Vahdet-i vücut ve Vahdet-i şühut nedir?

Cenab-ı Hakka varan yollar çoktur. Bunların bir kısmı diğerlerine nisbeten daha kısa ve daha parlaktır. Fakat, hiç şüphe yok ki, bu yolların arasında Cenab-ı Hakka varan en kısa ve en parlak yol, Resul-i Ekrem Efendimizin çizmiş olduğu nurlu yoldur. Hatta tarikatlar arasında da, Resulullahın sünnetini esas alan tarikatların daha parlak, daha muhteşem olduklarını ifade eden Bediüzzaman, doğru bir yolu takip etmek hususunda sünnet-i se-niyyenin önemine şu ifadeleriyle işaret etmektedir:

"Sünnet-i seniyyenin mes'eleleri, hattâ küçük âdabları, gemilerde hatt-ı hareketi gösteren kıble nâmeli birer pusula gibi, hadsiz zararlı, zulümatlı yollar içinde birer düğme hükmünde görüyordum."1

Manevî yolların takibinde meydana gelen bütün tereddütler sünnet-i seniyye ile gider, insan bu sayede ruhî bir huzur ve sükûnet hisseder. Tarikatların takip ettiği tasavvufî yollar da Resulullahın sünnetine uymaları nisbetinde doğru ve hak olur. Kıymet kazanmaları ise, sünnet-i seniyyeye uymalarına ve uygun hareket etmelerine bağlıdır. Nitekim İmam Rabbani bu hakikati açık bir şekilde ifade etmektedir.2

İşte, tasavvuf ehlinin bir kısmı "la mevcûde illâ Hû" yani "Allah'tan başka varlık yoktur", diğer bir kısmı da "la nıeşhûde illâ Hû", "Allah'tan başka müşahede edilen bir varlık yoktur" şeklinde vecizeleşen görüşleri de bu ölçü içerisinde mütalâa edilmelidir. Her iki görüşün mensuplarının, varlıkları tamamen inkâr ettikleri söylenemez. Ancak varlıkları hayal hükmünde kabul ederler. Varlıkların Allah'ın varlığı karşısındaki mevcudiyeti çok sönük olduğundan, böyle derler. Mümkinata, yani Allah'ın yarattıklarına, varlık değerini vermek istemezler. Hattâ İbni Arabi, Allah'tan başka bütün varlıkların mümkün olduğunu ve bu mümkün varlıkların var oluşlarının ise mevhum olduğunu söylemektedir. Böylece varlıkları bir gölge olarak görmektedir.3

İşte, "la mevcûde illâ Hû" ile ifade edilen bu meslek Bediüzzaman'ın ifadesiyle "cadde-i kübrâ" değildir. "Evet, cadde-i kübrâ, Sahabe ve Tabiîn ve Asfîyamn caddesidir. (Eşyanın hakikatları sabittir) cümlesi onların kaide-i külliyeleridir."4 Dolayısıyla varlıkların sabit hakikatları vardır. Hayal ve vehim değildiler.
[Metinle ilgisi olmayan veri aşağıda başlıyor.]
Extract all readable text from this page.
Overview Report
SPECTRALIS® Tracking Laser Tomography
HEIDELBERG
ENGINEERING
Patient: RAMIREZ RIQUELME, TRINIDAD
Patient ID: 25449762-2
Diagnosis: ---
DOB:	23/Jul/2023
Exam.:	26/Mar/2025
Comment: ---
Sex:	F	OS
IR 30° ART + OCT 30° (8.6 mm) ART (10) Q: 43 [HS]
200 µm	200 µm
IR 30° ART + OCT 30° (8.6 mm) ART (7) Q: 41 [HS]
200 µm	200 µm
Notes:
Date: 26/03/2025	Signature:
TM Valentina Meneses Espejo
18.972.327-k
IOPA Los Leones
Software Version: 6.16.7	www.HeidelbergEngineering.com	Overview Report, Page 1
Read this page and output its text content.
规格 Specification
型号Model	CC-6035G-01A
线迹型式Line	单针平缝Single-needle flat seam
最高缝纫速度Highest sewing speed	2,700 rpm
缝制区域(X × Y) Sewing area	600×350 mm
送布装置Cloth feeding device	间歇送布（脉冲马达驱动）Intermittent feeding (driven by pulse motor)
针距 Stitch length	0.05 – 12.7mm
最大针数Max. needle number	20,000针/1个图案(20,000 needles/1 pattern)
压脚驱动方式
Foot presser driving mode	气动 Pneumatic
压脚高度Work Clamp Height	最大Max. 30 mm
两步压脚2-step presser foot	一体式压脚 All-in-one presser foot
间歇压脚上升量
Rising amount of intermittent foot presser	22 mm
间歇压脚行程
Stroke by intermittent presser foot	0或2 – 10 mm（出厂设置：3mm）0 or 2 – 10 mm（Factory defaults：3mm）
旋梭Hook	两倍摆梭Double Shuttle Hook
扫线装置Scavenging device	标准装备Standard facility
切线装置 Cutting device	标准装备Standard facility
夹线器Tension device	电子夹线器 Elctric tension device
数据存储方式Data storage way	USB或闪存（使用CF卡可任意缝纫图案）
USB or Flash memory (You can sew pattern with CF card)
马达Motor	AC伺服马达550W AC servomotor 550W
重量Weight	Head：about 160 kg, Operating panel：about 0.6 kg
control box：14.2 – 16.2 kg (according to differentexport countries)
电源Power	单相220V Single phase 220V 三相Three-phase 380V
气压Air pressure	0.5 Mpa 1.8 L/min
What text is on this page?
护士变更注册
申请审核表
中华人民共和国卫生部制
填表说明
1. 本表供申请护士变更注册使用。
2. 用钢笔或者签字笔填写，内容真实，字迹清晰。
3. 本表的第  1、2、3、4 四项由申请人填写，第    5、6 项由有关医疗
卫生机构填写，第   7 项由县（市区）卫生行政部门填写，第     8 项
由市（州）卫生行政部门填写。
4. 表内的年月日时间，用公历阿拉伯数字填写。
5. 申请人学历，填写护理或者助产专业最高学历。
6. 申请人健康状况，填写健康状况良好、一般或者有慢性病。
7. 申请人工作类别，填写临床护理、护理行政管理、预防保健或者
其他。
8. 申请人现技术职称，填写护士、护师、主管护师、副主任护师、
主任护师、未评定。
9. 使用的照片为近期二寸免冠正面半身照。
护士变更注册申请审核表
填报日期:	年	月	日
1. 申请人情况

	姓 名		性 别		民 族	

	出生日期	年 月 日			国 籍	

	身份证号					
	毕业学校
"La meşhûde illâ Hû" diyen meslek ise, tam huzuru kazanmak için varlıkların varlığını tamamen inkâr etmez, fakat üzerine bir perde çeker, görmek istemez. Çünkü onların manevî huzura mâni olduğuna inanır. Bunların birinci kısımdan farkları, varlıkları yok olarak kabul etmemeleridir. Vardır, ama perde olduğuna inandıkları için görmek istemezler.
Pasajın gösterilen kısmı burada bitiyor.